Except we know that, in D&D/PF, either memory is not a function of storage in the brain, or magic can bypass such difficulties. Otherwise reincarnate, clone, resurrection, and true resurrection wouldn't work.


Well since we are ignoring the fact that James Jacob already stated that multiple trolls do not spring up it is a moot point, but since a lot of us like to house rule the possibility of troll reproduction through severing division, let us continue.

Also we seem to be already mixing magic with science so verisimilitude is out of the window, or is it?

It is never mentioned that trolls have a brain. It could be that they have genetic cellular memory. The genetic code in each cell is written in it's genetic garbage which is transferred to each cell. We have also stated that there is the possibility that trolls are made from peat moss so this idea holds merit. Now of course for any recent memory it would take a while to reach each cell any past memory would still be present. Of course if we follow this line of logic these trolls would have life times of experience, but we could chalk this up to something like genetic drift or the fact that all those memories get all mixed up and it gets confusing. Anyone who follows the writings of Frank Herbert know exactly what I mean because one of the Dune's biggest theme was about genetic memory.

Grand Lodge

Pathfinder Adventure, Rulebook Subscriber

The real question is, if you destroy the head, when the body grows it back, does it remember you are the one that did it?


TriOmegaZero wrote:
The real question is, if you destroy the head, when the body grows it back, does it remember you are the one that did it?
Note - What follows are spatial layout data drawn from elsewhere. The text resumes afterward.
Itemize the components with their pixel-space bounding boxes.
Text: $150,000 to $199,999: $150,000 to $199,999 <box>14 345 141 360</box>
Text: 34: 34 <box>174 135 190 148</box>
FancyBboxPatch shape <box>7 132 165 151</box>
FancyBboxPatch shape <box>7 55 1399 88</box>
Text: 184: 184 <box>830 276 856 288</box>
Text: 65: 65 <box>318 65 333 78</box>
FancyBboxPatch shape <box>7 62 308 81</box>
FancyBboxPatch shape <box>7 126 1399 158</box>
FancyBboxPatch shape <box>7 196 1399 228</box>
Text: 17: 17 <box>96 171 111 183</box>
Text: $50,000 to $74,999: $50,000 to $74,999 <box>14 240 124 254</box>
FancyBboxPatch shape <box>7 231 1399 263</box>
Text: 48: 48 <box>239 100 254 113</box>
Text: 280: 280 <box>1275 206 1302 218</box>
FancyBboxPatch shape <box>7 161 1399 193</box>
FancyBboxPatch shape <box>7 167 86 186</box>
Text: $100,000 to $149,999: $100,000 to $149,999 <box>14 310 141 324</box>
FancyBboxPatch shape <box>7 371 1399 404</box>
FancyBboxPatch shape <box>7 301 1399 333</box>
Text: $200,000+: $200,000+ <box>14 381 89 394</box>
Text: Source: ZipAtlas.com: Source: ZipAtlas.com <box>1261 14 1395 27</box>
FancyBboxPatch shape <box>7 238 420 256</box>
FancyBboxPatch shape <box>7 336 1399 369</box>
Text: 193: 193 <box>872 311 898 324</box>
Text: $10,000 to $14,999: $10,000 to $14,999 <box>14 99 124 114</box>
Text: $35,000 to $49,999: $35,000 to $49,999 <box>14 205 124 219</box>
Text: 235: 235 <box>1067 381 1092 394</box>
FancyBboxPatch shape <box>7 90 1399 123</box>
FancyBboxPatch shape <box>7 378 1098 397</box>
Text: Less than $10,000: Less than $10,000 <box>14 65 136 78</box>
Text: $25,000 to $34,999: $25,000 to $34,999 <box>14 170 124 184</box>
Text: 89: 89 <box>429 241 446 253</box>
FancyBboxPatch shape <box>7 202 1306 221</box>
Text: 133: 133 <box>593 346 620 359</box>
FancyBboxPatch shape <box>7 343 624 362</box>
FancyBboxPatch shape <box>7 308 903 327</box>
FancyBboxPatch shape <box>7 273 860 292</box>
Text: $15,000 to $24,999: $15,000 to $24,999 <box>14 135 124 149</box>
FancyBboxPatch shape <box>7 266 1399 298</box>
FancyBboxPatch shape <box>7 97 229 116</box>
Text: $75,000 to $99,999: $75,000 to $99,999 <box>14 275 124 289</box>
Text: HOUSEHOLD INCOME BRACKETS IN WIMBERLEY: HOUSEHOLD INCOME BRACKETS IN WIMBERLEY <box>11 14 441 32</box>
If you take a human, kill him, cut out his brain, toss the brain in a sphere of annihilation, and then reincarnate the human as a bugbear, the bugbear has all the human's old memories. This is despite the utter destruction of his brain and its replacement with one of a completely different species. Similarly, ghosts retain their memories, despite completely lacking brains.

Now, we have no reason to believe trolls, who are also humanoids, act any differently. If you take a troll, kill him, cut out his brain (which he presumably has), toss the brain in a sphere of annihilation, and then reincarnate the troll as a kobold, the kobold presumably has all the troll's old memories. Similarly, ghosts of trolls would retain their memories, despite completely lacking brains.

The conclusion by Occam's Razor is that, in Pathfinder, memories are not stored in the brain. Anything else requires quite convoluted mechanics. Accordingly, destroying the troll's brain has no effect whatsoever on its memory, any more than destroying the troll's foot or hand would affect its memory.

So, to answer your question, we need to know exactly one thing—was the troll able to form memories of you destroying the head? If he could, then he'll have retained them, since nothing you did to his head would have destroyed them. If he couldn't, then he won't have them because he never had them.

So, was the troll conscious when you destroyed his head?

Grand Lodge

Pathfinder Adventure, Rulebook Subscriber

Reincarnation is not regeneration.

You'd be better off arguing that memories are held in the soul instead of the brain.

RPG Superstar 2010 Top 32

James Jacobs wrote:
The reason we set it up so only ONE piece regrows is because we don't want trolls to effectively reproduce by biting off fingers and throwing them around. The first troll that would get that idea in that world would WIN the world; he'd just spam the place with himself and suddenly... you're not playing Pathfinder or D&D or anything other than "Trolls All the Way Down."

Does this mean that the shadowgeddon was intended, or was that just an oversight?

Shadow Lodge

Perhaps the troll's entire body is made of variants of neurons, making the entire body his brain. This is how Ultimate Iron Man works. In the case of trolls, they also seem to possess telepathy between the "main" segment and any seperated portion, since those seperated portions are still able to attack.

This tears it, we need a 96 page Ecology and Physiology of Trolls.